Da er weiß, dass seine Eltern im Urlaub sind, fährt Paul einfach nach Hause aufs Land – möglicherweise ist er in seinem Phlegma aber auch nicht clever genug, sich irgendein anderes Versteck zu überlegen. Eine gute Zeit hat er im elterlichen Bungalow nicht: Seine Freundin Katrin kommt nur vorbei, um mit ihm Schluss zu machen. Und als überraschend Pauls älterer Bruder Max mit seiner Freundin Lene auftaucht, kommt es bald zu Spannungen zwischen den Brüdern. Jeder zaghafte Versuch von Max, seinem kleinen Bruder auf die Füße zu helfen, scheint diesen paradoxerweise nur zu bestärken in seiner ablehnenden Haltung.

Mit seiner orientierungslosen und gelangweilten Hauptfigur ist Ulrich Köhlers Debüt "Bungalow" auf den ersten Blick eng verwandt mit Henner Wincklers Film "Klassenfahrt", der erst kürzlich in den Kinos lief. Während es bei Winckler jedoch um die Symptome einer speziellen Generation zu gehen schien, dreht "Bungalow" sich eher um eine Phase auf dem Weg ins Erwachsenwerden, die zeitlos sein dürfte – um dieses selbstgerechte spätpubertäre Gefühl, die ganze Welt verstünde einen nicht, ohne dass man sich eingestehen kann, dass man sich ja nicht mal selbst versteht.
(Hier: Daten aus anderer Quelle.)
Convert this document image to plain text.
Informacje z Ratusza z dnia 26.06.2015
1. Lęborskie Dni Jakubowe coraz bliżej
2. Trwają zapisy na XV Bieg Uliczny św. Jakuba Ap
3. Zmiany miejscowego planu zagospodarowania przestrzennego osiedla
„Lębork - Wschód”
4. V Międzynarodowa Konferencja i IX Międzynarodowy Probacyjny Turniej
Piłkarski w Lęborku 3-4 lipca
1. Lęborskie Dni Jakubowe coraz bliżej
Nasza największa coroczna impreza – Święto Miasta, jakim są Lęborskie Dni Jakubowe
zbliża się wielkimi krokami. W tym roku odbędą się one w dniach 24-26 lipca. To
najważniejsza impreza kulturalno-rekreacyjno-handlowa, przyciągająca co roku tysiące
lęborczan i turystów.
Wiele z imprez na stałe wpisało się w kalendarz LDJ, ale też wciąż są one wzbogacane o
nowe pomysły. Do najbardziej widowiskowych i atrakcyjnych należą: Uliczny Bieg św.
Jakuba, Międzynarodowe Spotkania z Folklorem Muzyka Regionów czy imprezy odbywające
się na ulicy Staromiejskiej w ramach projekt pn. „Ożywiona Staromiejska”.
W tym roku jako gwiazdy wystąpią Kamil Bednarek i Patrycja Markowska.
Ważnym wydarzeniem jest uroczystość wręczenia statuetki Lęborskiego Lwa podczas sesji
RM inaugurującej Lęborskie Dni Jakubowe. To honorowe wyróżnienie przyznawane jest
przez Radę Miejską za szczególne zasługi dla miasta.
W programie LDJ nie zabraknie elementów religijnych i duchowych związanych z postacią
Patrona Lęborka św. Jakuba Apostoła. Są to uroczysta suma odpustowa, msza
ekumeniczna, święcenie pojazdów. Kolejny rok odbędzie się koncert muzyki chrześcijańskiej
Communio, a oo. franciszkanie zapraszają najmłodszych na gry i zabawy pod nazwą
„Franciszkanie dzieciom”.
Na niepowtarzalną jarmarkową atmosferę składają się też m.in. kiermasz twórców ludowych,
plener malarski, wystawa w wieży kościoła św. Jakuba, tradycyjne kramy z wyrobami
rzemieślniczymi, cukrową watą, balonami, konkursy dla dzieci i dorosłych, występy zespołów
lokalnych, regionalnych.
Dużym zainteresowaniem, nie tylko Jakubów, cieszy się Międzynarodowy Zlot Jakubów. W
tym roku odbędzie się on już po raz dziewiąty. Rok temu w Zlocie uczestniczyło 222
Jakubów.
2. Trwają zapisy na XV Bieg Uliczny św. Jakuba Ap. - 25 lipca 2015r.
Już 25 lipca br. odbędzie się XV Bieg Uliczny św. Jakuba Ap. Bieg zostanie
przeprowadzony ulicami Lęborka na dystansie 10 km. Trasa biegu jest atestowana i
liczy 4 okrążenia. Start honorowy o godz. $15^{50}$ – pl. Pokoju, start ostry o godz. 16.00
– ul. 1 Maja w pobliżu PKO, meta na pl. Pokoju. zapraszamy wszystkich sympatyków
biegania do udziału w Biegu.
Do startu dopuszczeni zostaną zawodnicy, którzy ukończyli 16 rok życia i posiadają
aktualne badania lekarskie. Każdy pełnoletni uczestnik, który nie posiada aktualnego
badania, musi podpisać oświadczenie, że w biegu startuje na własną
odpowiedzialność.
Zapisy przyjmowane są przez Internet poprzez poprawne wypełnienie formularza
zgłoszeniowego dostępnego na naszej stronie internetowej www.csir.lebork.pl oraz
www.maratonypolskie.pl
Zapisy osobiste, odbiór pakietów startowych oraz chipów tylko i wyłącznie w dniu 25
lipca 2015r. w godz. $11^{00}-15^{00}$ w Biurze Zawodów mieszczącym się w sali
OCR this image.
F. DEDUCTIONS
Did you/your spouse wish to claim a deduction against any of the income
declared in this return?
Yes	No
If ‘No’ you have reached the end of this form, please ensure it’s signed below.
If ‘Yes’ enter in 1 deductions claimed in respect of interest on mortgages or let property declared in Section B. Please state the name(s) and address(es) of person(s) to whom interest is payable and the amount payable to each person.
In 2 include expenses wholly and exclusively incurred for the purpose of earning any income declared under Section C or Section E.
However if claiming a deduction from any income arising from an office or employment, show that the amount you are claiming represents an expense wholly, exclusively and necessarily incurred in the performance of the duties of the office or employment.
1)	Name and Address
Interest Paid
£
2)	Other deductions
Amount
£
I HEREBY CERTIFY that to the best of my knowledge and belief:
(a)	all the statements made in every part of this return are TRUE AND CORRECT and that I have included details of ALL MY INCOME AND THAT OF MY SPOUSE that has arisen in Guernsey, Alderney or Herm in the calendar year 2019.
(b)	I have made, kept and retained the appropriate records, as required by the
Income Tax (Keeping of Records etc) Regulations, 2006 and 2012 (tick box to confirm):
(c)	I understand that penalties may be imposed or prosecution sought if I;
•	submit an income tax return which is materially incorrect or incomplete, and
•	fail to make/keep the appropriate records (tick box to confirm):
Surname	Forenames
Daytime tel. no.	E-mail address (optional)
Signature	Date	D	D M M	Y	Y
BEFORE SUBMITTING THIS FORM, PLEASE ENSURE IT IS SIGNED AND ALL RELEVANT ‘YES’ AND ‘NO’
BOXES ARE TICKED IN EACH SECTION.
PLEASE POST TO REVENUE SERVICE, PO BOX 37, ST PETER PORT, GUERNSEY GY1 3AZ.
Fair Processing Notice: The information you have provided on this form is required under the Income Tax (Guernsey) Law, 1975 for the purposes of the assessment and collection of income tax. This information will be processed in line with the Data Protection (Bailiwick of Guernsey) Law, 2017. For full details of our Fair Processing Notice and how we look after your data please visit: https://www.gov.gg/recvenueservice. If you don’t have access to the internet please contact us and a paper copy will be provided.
Paul ist in dieser Hinsicht allerdings so extrem gezeichnet, dass es beim Zuschauen immer schwerer fällt, Verständnis für ihn aufzubringen. "Nach drei Tagen willst du ihn umbringen", sagt Max zu seiner Freundin, und man kann ihn durchaus verstehen. Tatsächlich tut Paul alles – wenn er etwas tut -, um dem Image des Kotzbrockens gerecht zu werden: Er versucht, die Freundin seines Bruders zu verführen; er klaut ein Auto; er verprellt seine Ex-Freundin, die sich mit ihm versöhnen will.
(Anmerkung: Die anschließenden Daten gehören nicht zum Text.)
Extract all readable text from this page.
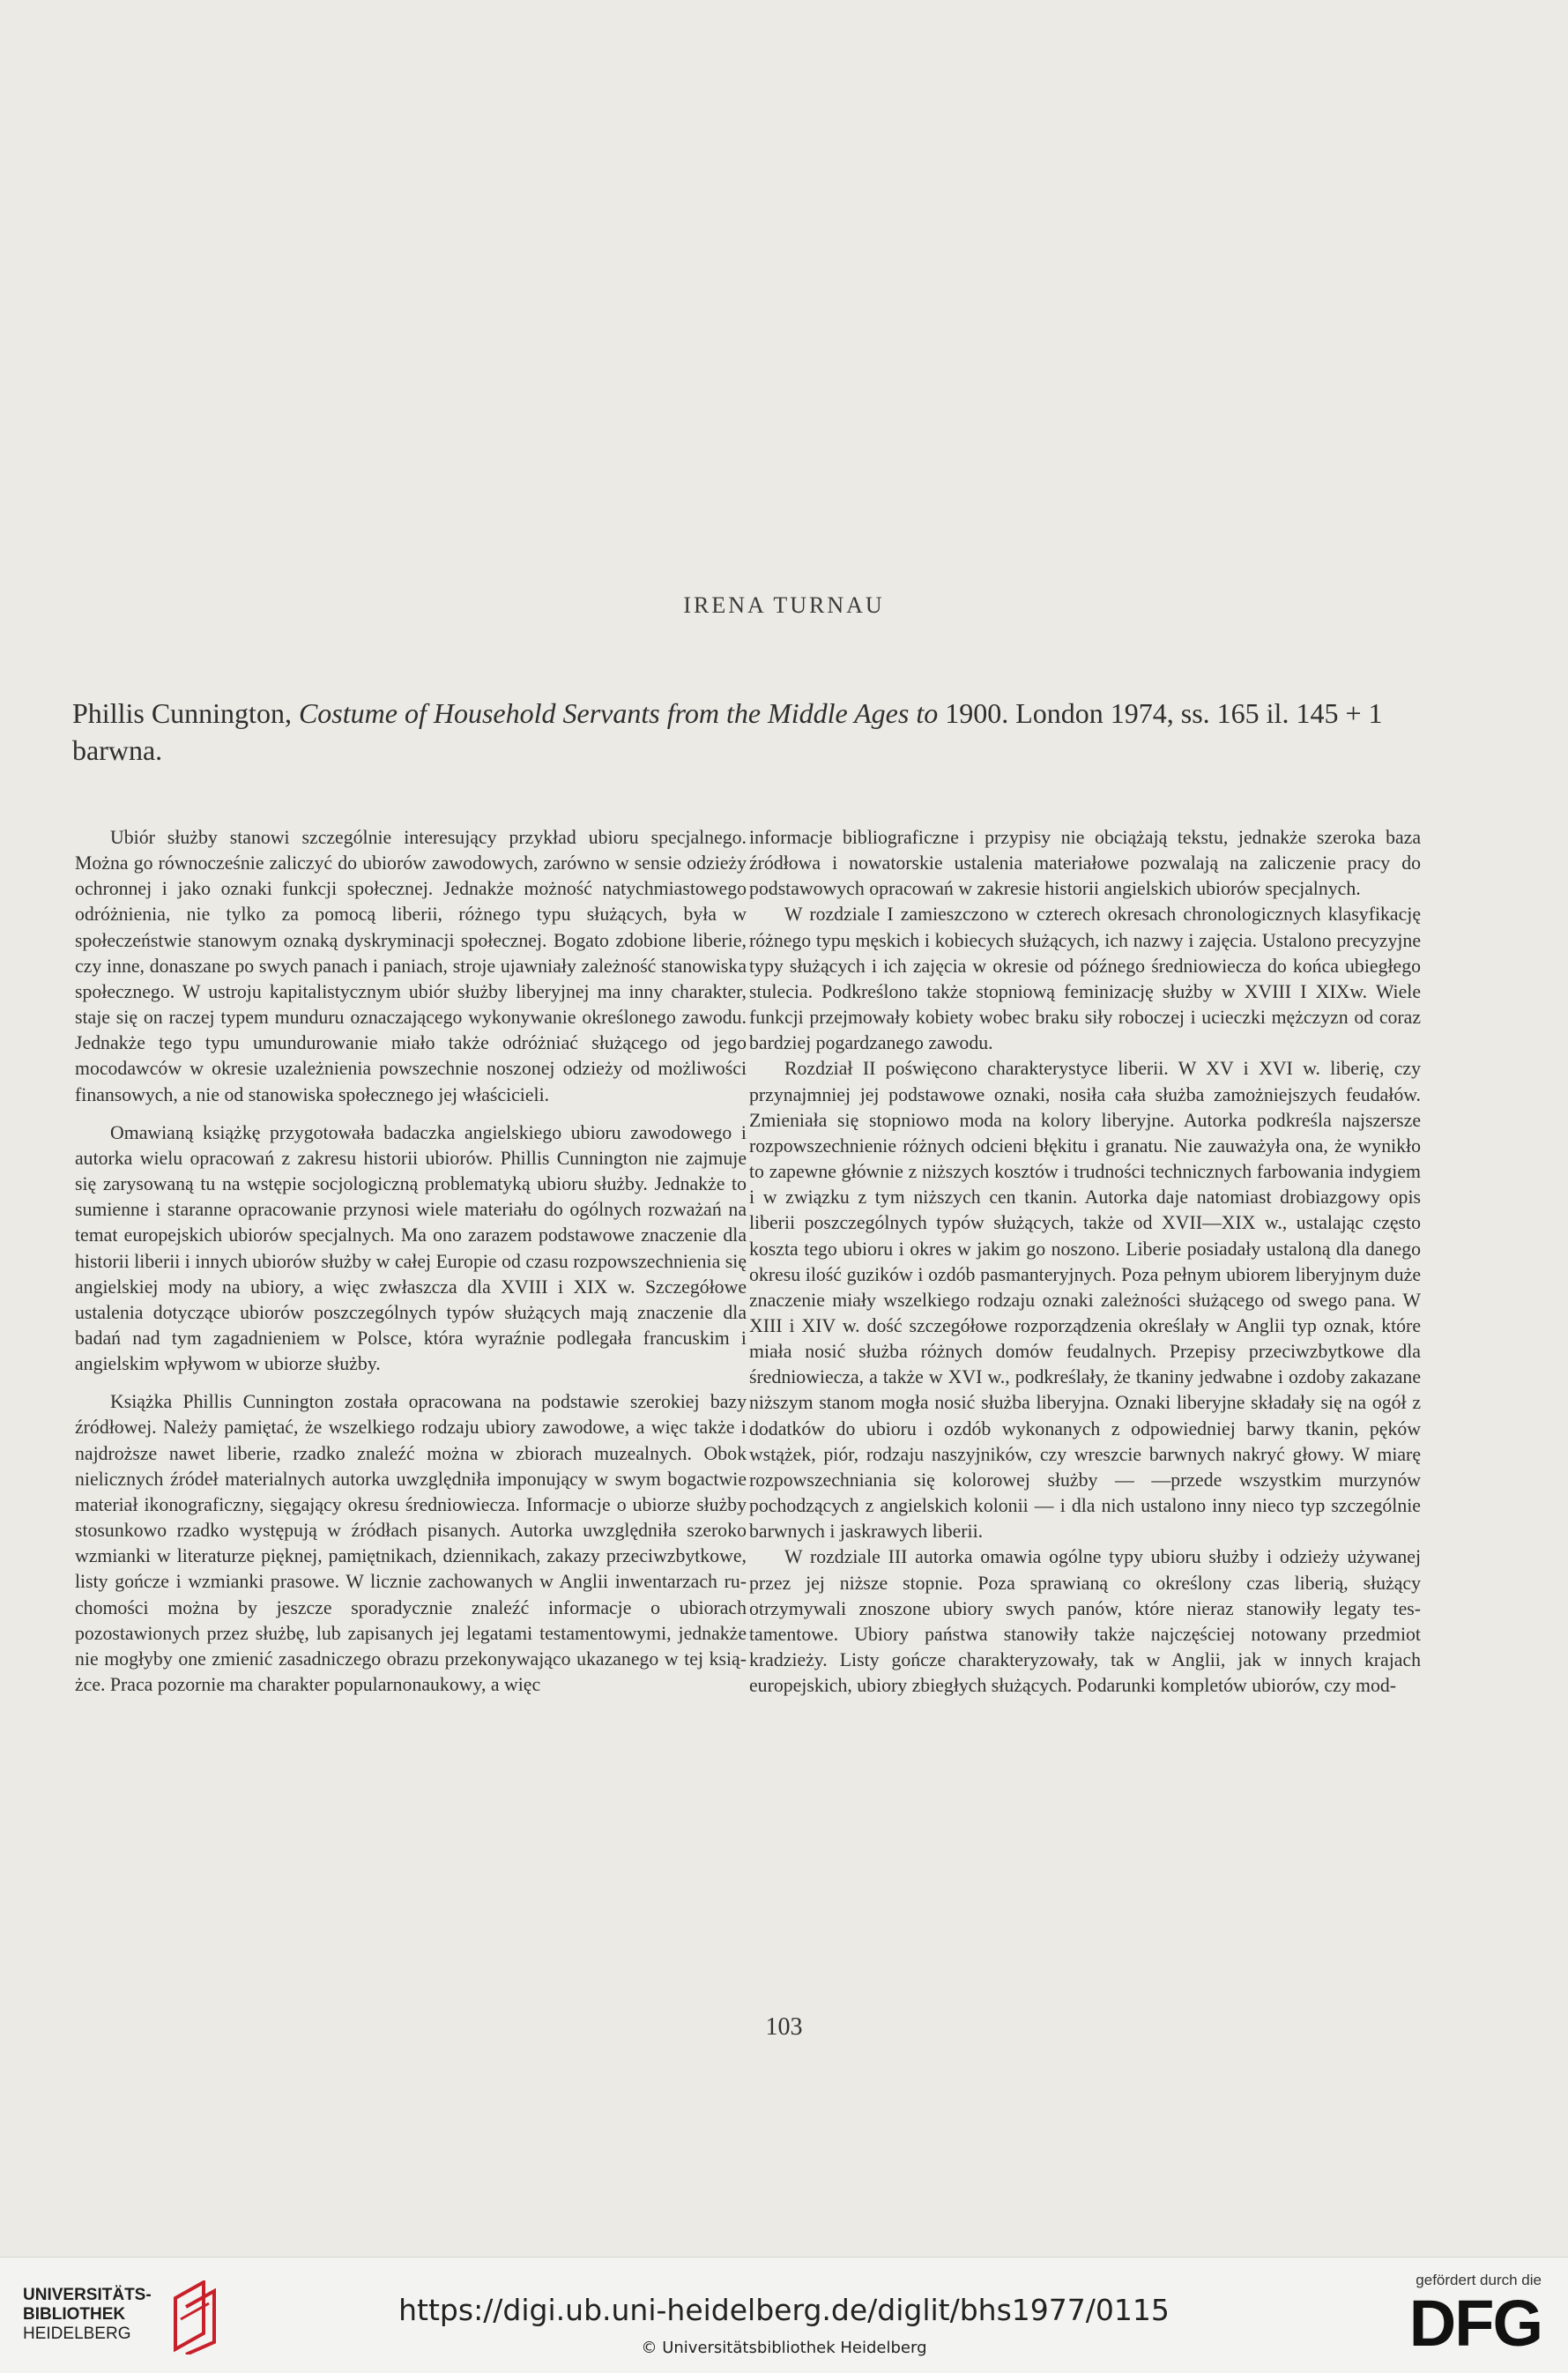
IRENA TURNAU
Phillis Cunnington, Costume of Household Servants from the Middle Ages to 1900. London 1974, ss. 165 il. 145 + 1 barwna.

Ubiór służby stanowi szczególnie interesujący przykład ubioru specjalnego. Można go równocześnie zaliczyć do ubiorów zawodowych, zarówno w sensie odzieży ochronnej i jako oznaki funkcji społecznej. Jednakże możność natychmiastowego odróżnienia, nie tylko za pomocą liberii, różnego typu służących, była w społeczeństwie stanowym oznaką dyskryminacji społecznej. Bogato zdobione liberie, czy inne, donaszane po swych panach i paniach, stroje ujawniały zależność stanowiska społecznego. W ustroju kapitalistycznym ubiór służby liberyjnej ma inny charakter, staje się on raczej typem munduru oznaczającego wykonywanie określonego zawodu. Jednakże tego typu umundurowanie miało także odróżniać służącego od jego mocodawców w okresie uzależnienia powszechnie noszonej odzieży od możliwości finansowych, a nie od stanowiska społecznego jej właścicieli.

Omawianą książkę przygotowała badaczka angielskiego ubioru zawodowego i autorka wielu opracowań z zakresu historii ubiorów. Phillis Cunnington nie zajmuje się zarysowaną tu na wstępie socjologiczną problematyką ubioru służby. Jednakże to sumienne i staranne opracowanie przynosi wiele materiału do ogólnych rozważań na temat europejskich ubiorów specjalnych. Ma ono zarazem podstawowe znaczenie dla historii liberii i innych ubiorów służby w całej Europie od czasu rozpowszechnienia się angielskiej mody na ubiory, a więc zwłaszcza dla XVIII i XIX w. Szczegółowe ustalenia dotyczące ubiorów poszczególnych typów służących mają znaczenie dla badań nad tym zagadnieniem w Polsce, która wyraźnie podlegała francuskim i angielskim wpływom w ubiorze służby.

Książka Phillis Cunnington została opracowana na podstawie szerokiej bazy źródłowej. Należy pamiętać, że wszelkiego rodzaju ubiory zawodowe, a więc także i najdroższe nawet liberie, rzadko znaleźć można w zbiorach muzealnych. Obok nielicznych źródeł materialnych autorka uwzględniła imponujący w swym bogactwie materiał ikonograficzny, sięgający okresu średniowiecza. Informacje o ubiorze służby stosunkowo rzadko występują w źródłach pisanych. Autorka uwzględniła szeroko wzmianki w literaturze pięknej, pamiętnikach, dziennikach, zakazy przeciwzbytkowe, listy gończe i wzmianki prasowe. W licznie zachowanych w Anglii inwentarzach ruchomości można by jeszcze sporadycznie znaleźć informacje o ubiorach pozostawionych przez służbę, lub zapisanych jej legatami testamentowymi, jednakże nie mogłyby one zmienić zasadniczego obrazu przekonywająco ukazanego w tej książce. Praca pozornie ma charakter popularnonaukowy, a więc

informacje bibliograficzne i przypisy nie obciążają tekstu, jednakże szeroka baza źródłowa i nowatorskie ustalenia materiałowe pozwalają na zaliczenie pracy do podstawowych opracowań w zakresie historii angielskich ubiorów specjalnych.

W rozdziale I zamieszczono w czterech okresach chronologicznych klasyfikację różnego typu męskich i kobiecych służących, ich nazwy i zajęcia. Ustalono precyzyjne typy służących i ich zajęcia w okresie od późnego średniowiecza do końca ubiegłego stulecia. Podkreślono także stopniową feminizację służby w XVIII I XIXw. Wiele funkcji przejmowały kobiety wobec braku siły roboczej i ucieczki mężczyzn od coraz bardziej pogardzanego zawodu.

Rozdział II poświęcono charakterystyce liberii. W XV i XVI w. liberię, czy przynajmniej jej podstawowe oznaki, nosiła cała służba zamożniejszych feudałów. Zmieniała się stopniowo moda na kolory liberyjne. Autorka podkreśla najszersze rozpowszechnienie różnych odcieni błękitu i granatu. Nie zauważyła ona, że wynikło to zapewne głównie z niższych kosztów i trudności technicznych farbowania indygiem i w związku z tym niższych cen tkanin. Autorka daje natomiast drobiazgowy opis liberii poszczególnych typów służących, także od XVII—XIX w., ustalając często koszta tego ubioru i okres w jakim go noszono. Liberie posiadały ustaloną dla danego okresu ilość guzików i ozdób pasmanteryjnych. Poza pełnym ubiorem liberyjnym duże znaczenie miały wszelkiego rodzaju oznaki zależności służącego od swego pana. W XIII i XIV w. dość szczegółowe rozporządzenia określały w Anglii typ oznak, które miała nosić służba różnych domów feudalnych. Przepisy przeciwzbytkowe dla średniowiecza, a także w XVI w., podkreślały, że tkaniny jedwabne i ozdoby zakazane niższym stanom mogła nosić służba liberyjna. Oznaki liberyjne składały się na ogół z dodatków do ubioru i ozdób wykonanych z odpowiedniej barwy tkanin, pęków wstążek, piór, rodzaju naszyjników, czy wreszcie barwnych nakryć głowy. W miarę rozpowszechniania się kolorowej służby — —przede wszystkim murzynów pochodzących z angielskich kolonii — i dla nich ustalono inny nieco typ szczególnie barwnych i jaskrawych liberii.

W rozdziale III autorka omawia ogólne typy ubioru służby i odzieży używanej przez jej niższe stopnie. Poza sprawianą co określony czas liberią, służący otrzymywali znoszone ubiory swych panów, które nieraz stanowiły legaty testamentowe. Ubiory państwa stanowiły także najczęściej notowany przedmiot kradzieży. Listy gończe charakteryzowały, tak w Anglii, jak w innych krajach europejskich, ubiory zbiegłych służących. Podarunki kompletów ubiorów, czy mod-

103
UNIVERSITÄTS-
BIBLIOTHEK
HEIDELBERG
https://digi.ub.uni-heidelberg.de/diglit/bhs1977/0115
© Universitätsbibliothek Heidelberg
gefördert durch die
DFG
Solche irritierenden Augenblicke, die sich scheinbar aus dem Nichts aufbauen, inszeniert Köhler mit einer seltenen Präzision, die nie akademisch wirkt. Er beweist ein außerordentliches Gespür für Schauspielerführung und findet eine einfache, aber treffende Bildsprache für die Seelenlage seines Protagonisten: Selbst die Landschaftstotalen strahlen ein Gefühl der Klaustrophobie aus, als betrachte man die Welt durch Pauls Augen, der sich gefangen fühlt – auch wenn er nicht weiß, wovon. Es tut auch gut, dass Köhler gar nicht erst versucht, Pauls störrische Art zu erklären, weil es – außer dem Alter vielleicht – gar keine Erklärung gibt. Problematisch ist hingegen, dass Köhler kaum Brüche in Pauls immer extremere Verhaltensmuster einbaut, Szenen etwa, in denen sich seine emotionale Sperre wenigstens für ein paar Sekunden löst – wenn Paul heimlich Lenes Badeanzug anzieht, ist das ein eher unbeholfener Versuch, die sexuelle Selbstfindung des Jungen in ein Sinnbild zu packen.

Man findet einfach keinen emotionalen Zugang zu Paul, der zu lahm ist, um ein Rebell zu sein, zu hohl für einen Existenzialisten und zu überzeichnet für eine realistische Figur. Seine Gleichgültigkeit überträgt sich irgendwann auf uns Zuschauer. Und wenn er am Ende auf der Landstraße verschwindet, ist man irgendwie froh, ihn los zu sein.